The term complement, like many things in immunology is an historical term. The ability of components of plasma to bind to antigens and to agglutinate (IgM cross-linkage achieves this) was already understood. It was then demonstrated that blood plasma (cell-free fraction of blood) had the 'complementary ability' to kill bacteria.

 

Complement not only kills bacteria directly but also plays a part in triggering the acute inflammatory response and some components are able to act as opsonins. These are all very powerful reactions and their activity in the absence of infection would be very dangerous, therefore the process must be well controlled. Like many biological systems that are tightly controlled, complement is a cascade. A cascade is a very simple concept. One activated enzyme activates the next, usually by cleaving a pro-enzyme to release a smaller product that is active.

 

In Complement the components are named in the order they were discovered and are given the letter C, such as C2, C3 etc. When a component is cleaved to two products, the smaller one is named a and the larger b; i.e. C3a and C3b. There are also a number of factors in the cascade that are named by letter; e.g. FB (Factor B) and FD (Factor D). The first molecule identified (C1) is in fact made up of three subunits and so these are named C1q, C1r and C1s. A line above a factor indicates it is activated – C1r (inactive)  (active).

 

There are three major pathways of complement:

The Classical Pathway was the first discovered (hence its name) and is activated by antibody bound to a pathogen (it can be therefore be considered as part of the adaptive immune system).

The Alternative Pathway (named as it is alternative to the classical pathway) is triggered by generic bacterial antigens and does not in anyway depend on antigen specificity (hence it is part of the innate immune system).

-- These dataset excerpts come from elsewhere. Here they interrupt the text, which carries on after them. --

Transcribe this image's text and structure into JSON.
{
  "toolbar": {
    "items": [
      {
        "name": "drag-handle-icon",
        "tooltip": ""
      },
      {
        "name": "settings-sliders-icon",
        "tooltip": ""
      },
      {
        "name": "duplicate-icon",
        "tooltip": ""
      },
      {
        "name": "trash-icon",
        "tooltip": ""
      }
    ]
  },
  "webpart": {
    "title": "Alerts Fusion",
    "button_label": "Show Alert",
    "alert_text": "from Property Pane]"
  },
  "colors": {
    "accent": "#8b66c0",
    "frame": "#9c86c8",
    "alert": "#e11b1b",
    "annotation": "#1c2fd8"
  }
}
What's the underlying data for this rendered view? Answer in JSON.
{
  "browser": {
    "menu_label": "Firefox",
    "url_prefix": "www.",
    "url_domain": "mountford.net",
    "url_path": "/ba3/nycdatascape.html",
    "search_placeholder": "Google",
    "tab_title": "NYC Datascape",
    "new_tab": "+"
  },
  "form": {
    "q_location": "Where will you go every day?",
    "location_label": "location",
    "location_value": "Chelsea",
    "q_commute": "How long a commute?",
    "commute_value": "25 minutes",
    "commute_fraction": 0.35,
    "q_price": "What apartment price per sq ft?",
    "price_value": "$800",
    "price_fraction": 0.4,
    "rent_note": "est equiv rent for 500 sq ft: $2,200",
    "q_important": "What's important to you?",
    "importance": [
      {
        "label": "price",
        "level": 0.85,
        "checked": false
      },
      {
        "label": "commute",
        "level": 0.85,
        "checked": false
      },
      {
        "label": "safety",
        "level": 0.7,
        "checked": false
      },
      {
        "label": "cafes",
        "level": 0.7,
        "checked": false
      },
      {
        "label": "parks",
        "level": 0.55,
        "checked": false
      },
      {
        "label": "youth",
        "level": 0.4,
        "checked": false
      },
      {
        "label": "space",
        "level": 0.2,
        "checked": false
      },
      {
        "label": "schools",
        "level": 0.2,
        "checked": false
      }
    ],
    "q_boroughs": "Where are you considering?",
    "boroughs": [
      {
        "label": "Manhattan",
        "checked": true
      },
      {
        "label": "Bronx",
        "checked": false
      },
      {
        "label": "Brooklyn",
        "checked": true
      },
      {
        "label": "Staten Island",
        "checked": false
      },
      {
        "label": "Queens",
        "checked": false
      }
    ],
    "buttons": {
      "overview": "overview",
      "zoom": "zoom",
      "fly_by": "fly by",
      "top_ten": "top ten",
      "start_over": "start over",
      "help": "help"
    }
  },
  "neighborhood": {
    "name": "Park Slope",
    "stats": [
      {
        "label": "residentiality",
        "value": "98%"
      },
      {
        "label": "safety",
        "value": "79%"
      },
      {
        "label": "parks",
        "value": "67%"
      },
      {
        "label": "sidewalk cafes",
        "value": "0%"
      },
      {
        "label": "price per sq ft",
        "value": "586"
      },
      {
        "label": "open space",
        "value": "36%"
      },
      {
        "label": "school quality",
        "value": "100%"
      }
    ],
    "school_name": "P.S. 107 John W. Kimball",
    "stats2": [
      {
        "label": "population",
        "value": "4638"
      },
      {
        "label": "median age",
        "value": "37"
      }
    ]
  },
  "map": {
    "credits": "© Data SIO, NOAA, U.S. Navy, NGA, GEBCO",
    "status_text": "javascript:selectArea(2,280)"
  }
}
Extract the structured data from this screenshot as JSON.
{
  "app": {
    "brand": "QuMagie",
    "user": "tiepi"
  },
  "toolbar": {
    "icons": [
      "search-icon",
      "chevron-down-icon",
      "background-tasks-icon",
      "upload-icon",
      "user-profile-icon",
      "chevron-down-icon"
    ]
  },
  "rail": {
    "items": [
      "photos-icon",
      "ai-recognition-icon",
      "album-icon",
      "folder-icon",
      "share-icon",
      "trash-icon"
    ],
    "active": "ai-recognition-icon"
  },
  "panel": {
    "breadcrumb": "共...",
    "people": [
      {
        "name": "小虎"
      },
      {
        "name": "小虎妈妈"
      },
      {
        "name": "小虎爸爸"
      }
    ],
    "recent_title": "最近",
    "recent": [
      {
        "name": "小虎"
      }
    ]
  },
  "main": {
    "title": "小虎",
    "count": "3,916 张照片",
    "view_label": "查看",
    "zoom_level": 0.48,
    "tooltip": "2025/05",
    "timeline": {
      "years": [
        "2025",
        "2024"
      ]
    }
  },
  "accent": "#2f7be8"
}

The MBL (mannan-binding lectin) is the most recently discovered and uses many of the same components as the Classical Pathway.

 

All of these pathways converge in the Terminal Pathway which results in the production of a molecule termed the Membrane Attack Complex which, as its name suggests, damages membranes and is thus cytotoxic.

 

At first glance, the pathways are immensely complex, but when considered in a step-wise manner they are actually quite straight-forward;

Each of the following is a power-point presentation that illustrates how the pathway works:

The Classical Pathway

The Alternative Pathway

The Terminal Pathway

The presentations are animated and a box in the bottom right corner indicates when it is necessary to click on the button on the bottom right corner for the next slide.

 

In addition to producing the membrane attack complex these molecules are also active in the immune system:

·        C5b.6.7.8 is cytotoxic

·        C3b is an opsonin

·        C3a is a mediator of inflammation

·        C5a is also a mediator of inflammation and has 10x the potency of C3a (C3a has 10x the concentration of C5a)

·        C4a is another mediator of inflammation

·        C5b.6.7 is a chemoattractant for neutrophils and basophils

 

Whilst Complement has the dramatic effect of lysing cells directly it is probably relatively unimportant in the immune system as experimental animals lacking complement are not especially immunocompromised.